Frauen-Bundesliga, Liga F o Première Ligue. I massimi campionati dei Paesi limitrofi sono più competitivi su tutta la gamma, ma secondo Daube la Svizzera ha imboccato la strada che maggiormente rispecchia le sue potenzialità. «Non dobbiamo sempre paragonarci a queste grandi nazioni. Come in campo maschile, la Super League femminile rimarrà infatti prettamente formativa. È comunque necessario migliorare le premesse: di recente abbiamo commissionato delle analisi su questo argomento e i risultati mostrano» che il calcio muliebre può diventare, e diventerà, un business pure alle nostre latitudini. Il mondo del pallone in Svizzera non basta tuttavia come sostentamento. «Siamo un Paese caratterizzato dall’elevato costo della vita. I prezzi sono generalmente superiori rispetto alla media europea. Ad esempio la busta paga che in Germania permette a una giocatrice di campare da professionista, qui non è sufficiente. È inoltre una questione di strutture, buoni allenatori e opportunità di sviluppo individuale». Capacità e risorse ancora tutte da esprimere fra i confini nazionali. La zurighese invita dunque le giovani a seguire i propri sogni, «anche se (spesso) richiedono coraggio, resistenza e perseveranza. È importante alimentare la passione, senza mai perdere la concentrazione. La salute gioca naturalmente un ruolo essenziale. Bisogna cercare di conoscersi, ascoltarsi e fidarsi di quell’io interiore. Abbiamo validi modelli di riferimento che grazie alle loro qualità e alla nostra formazione sono riusciti a trovare spazio nei massimi campionati, sia in patria che all’estero. Spero che amplieremo ulteriormente questa cerchia, migliorando le condizioni pure in Svizzera».

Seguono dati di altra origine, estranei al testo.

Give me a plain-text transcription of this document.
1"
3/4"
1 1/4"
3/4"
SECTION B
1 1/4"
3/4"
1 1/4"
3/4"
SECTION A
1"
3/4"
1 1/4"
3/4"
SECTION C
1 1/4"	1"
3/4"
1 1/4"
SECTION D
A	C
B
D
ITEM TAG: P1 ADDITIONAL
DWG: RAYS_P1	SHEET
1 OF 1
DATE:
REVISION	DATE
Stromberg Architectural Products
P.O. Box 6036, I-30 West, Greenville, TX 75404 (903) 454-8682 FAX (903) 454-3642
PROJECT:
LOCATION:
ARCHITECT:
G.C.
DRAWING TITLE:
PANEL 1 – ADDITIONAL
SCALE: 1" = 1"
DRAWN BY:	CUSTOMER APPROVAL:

Un movimento destinato a durare nel tempo

Non a caso l’Asf si è prefissata d’incrementare il numero di tesserate nonché di donne in ruoli di vertice. «È risaputo che queste manifestazioni conferiscono enorme impulso, catapultando addirittura il Paese in avanti di anni. Ci siamo dunque proposti consapevolmente quale sede in modo da beneficiare di questa spinta. L’eredità del torneo è parte integrante del nostro dossier, tant’è che rappresentava un capitolo importante già in fase di candidatura. Grazie a maggiori risorse (sia umane che finanziarie) e alla collaborazione dell’intera famiglia calcistica rossocrociata, abbiamo la possibilità di rendere la nostra strategia molto più ampia e sostenibile». Dalla formazione sino all’élite. «Non ci piace utilizzare il termine progetti, perché hanno un inizio e una fine, piuttosto di un movimento che duri nel tempo. Da qui nasce il concetto di “Here to stay” e della Legacy». I numeri sono incoraggianti: rispetto a cinque anni or sono, le tesserate sono quasi raddoppiate – ora sono più di 44mila – e il 40% dei club ha una squadra femminile. Un’eredità che non emergerà «veramente finché il torneo non sarà terminato. È un’ottima piattaforma e, ripeto, offre grande visibilità. Bisogna dunque sfruttare questa ondata così da tenere il passo e, soprattutto, attuare miglioramenti a lungo termine». Propositi già perseguiti nel corso delle ultime stagioni, «ma con risorse notevolmente inferiori o addirittura nulle. Questa opportunità dev’essere colta. È unica». La 48enne si augura che il calcio «sia per tutti, ma proprio tutti, e che le ragazze abbiano la possibilità di praticare un’attività sportiva ovunque si trovino. Spero inoltre che le chance di carriera per le donne, e in particolar modo in posizioni di leadership, siano maggiori».